Хорошо все-таки, с радостью думала Катерина, что лучик «Солнышка» коснулся и ее Мышки…
Разумеется, бывали и трудные времена, бывали месяцы, когда Катерина не знала, чем ей заплатить за комнату, и тосковала, глядя на себя в зеркало… Тонкой сетью пролегали не по годам ранние морщинки возле глаз, горестная складка ложилась у рта, и ничем, никакими кремами и витаминами эту складку было не изгладить, а ведь она еще так молода! Что ж, вроде и жизнь устаканилась, не хуже, чем у других, и все идет, как надо, – работается работа, растут картины, продаются понемногу, подрастает дочка, но какая тоска забирает, если позволить себе на секунду вспомнить Ивана, его неотразимо-добрую улыбку, берлинскую лазурь его глаз!
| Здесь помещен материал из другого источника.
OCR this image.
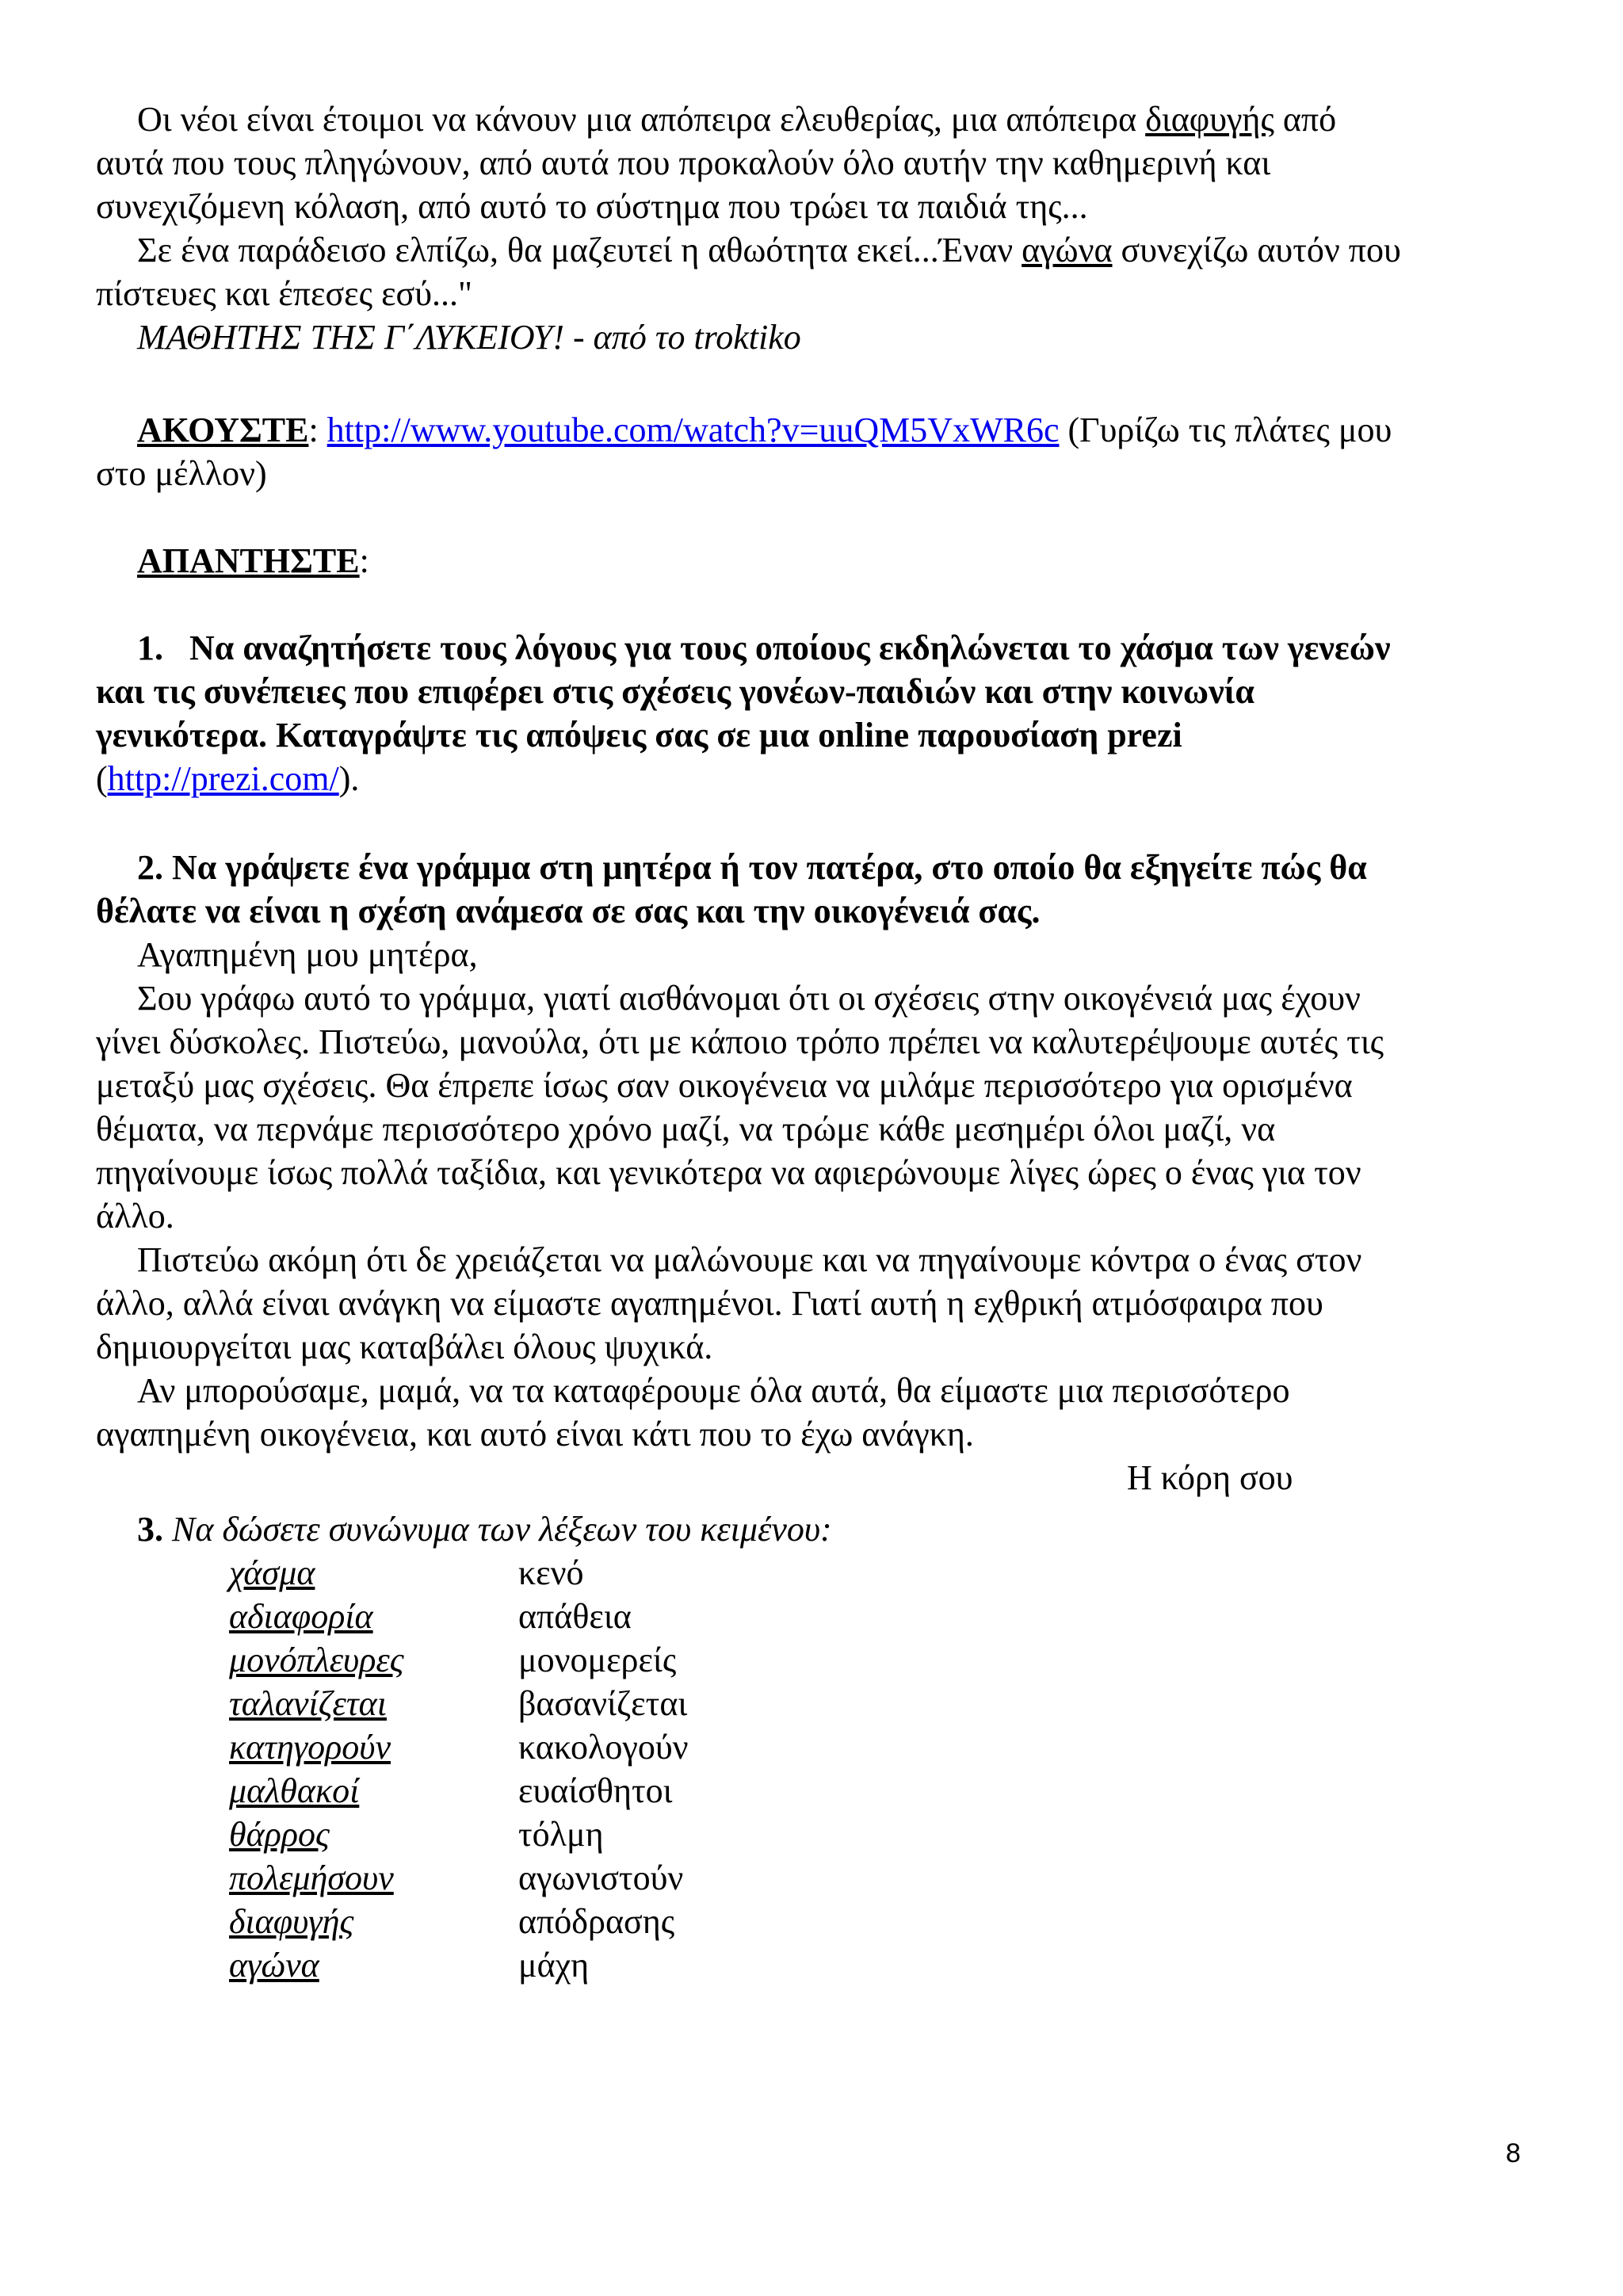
Οι νέοι είναι έτοιμοι να κάνουν μια απόπειρα ελευθερίας, μια απόπειρα διαφυγής από

αυτά που τους πληγώνουν, από αυτά που προκαλούν όλο αυτήν την καθημερινή και

συνεχιζόμενη κόλαση, από αυτό το σύστημα που τρώει τα παιδιά της...

Σε ένα παράδεισο ελπίζω, θα μαζευτεί η αθωότητα εκεί...Έναν αγώνα συνεχίζω αυτόν που

πίστευες και έπεσες εσύ..."

ΜΑΘΗΤΗΣ ΤΗΣ Γ΄ΛΥΚΕΙΟΥ! - από το troktiko

ΑΚΟΥΣΤΕ: http://www.youtube.com/watch?v=uuQM5VxWR6c (Γυρίζω τις πλάτες μου

στο μέλλον)

ΑΠΑΝΤΗΣΤΕ:

1. Να αναζητήσετε τους λόγους για τους οποίους εκδηλώνεται το χάσμα των γενεών

και τις συνέπειες που επιφέρει στις σχέσεις γονέων-παιδιών και στην κοινωνία

γενικότερα. Καταγράψτε τις απόψεις σας σε μια online παρουσίαση prezi

(http://prezi.com/).

2. Να γράψετε ένα γράμμα στη μητέρα ή τον πατέρα, στο οποίο θα εξηγείτε πώς θα

θέλατε να είναι η σχέση ανάμεσα σε σας και την οικογένειά σας.

Αγαπημένη μου μητέρα,

Σου γράφω αυτό το γράμμα, γιατί αισθάνομαι ότι οι σχέσεις στην οικογένειά μας έχουν

γίνει δύσκολες. Πιστεύω, μανούλα, ότι με κάποιο τρόπο πρέπει να καλυτερέψουμε αυτές τις

μεταξύ μας σχέσεις. Θα έπρεπε ίσως σαν οικογένεια να μιλάμε περισσότερο για ορισμένα

θέματα, να περνάμε περισσότερο χρόνο μαζί, να τρώμε κάθε μεσημέρι όλοι μαζί, να

πηγαίνουμε ίσως πολλά ταξίδια, και γενικότερα να αφιερώνουμε λίγες ώρες ο ένας για τον

άλλο.

Πιστεύω ακόμη ότι δε χρειάζεται να μαλώνουμε και να πηγαίνουμε κόντρα ο ένας στον

άλλο, αλλά είναι ανάγκη να είμαστε αγαπημένοι. Γιατί αυτή η εχθρική ατμόσφαιρα που

δημιουργείται μας καταβάλει όλους ψυχικά.

Αν μπορούσαμε, μαμά, να τα καταφέρουμε όλα αυτά, θα είμαστε μια περισσότερο

αγαπημένη οικογένεια, και αυτό είναι κάτι που το έχω ανάγκη.

Η κόρη σου

3. Να δώσετε συνώνυμα των λέξεων του κειμένου:

χάσμα	κενό
αδιαφορία	απάθεια
μονόπλευρες	μονομερείς
ταλανίζεται	βασανίζεται
κατηγορούν	κακολογούν
μαλθακοί	ευαίσθητοι
θάρρος	τόλμη
πολεμήσουν	αγωνιστούν
διαφυγής	απόδρασης
αγώνα	μάχη
8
Однажды, припомнила Катерина, в ее студии отключили отопление. На дворе стояли трескучие крещенские морозы, и крошечная спаленка моментально выстыла, вызнобилась. Иван проснулся первым, встал, нашел и включил обогреватель. А потом, нащупав под одеялом ледяные ступни Кати, начал напяливать на них шерстяные носочки. От того она и проснулась, от того и возрыдала вдруг светлыми, чистыми слезами, словно знала, что никогда, ни он и никто больше, не будет надевать носки на ее озябшие ножки… Иван тогда испугался и стал утешать ее, будто дурной сон ей привиделся, а она все плакала, и сейчас плакала так же… Никогда не успокоится душа ее, весь отмеренный на земле срок будет она рыдать и вопить: «Только он, только его, только о нем, его бы мне хоть раз еще увидеть, моего милого, моего лапушку, но нет, не суждено в этой жизни мне его увидеть – радость мою, жизнь мою, мальчика моего звездного!»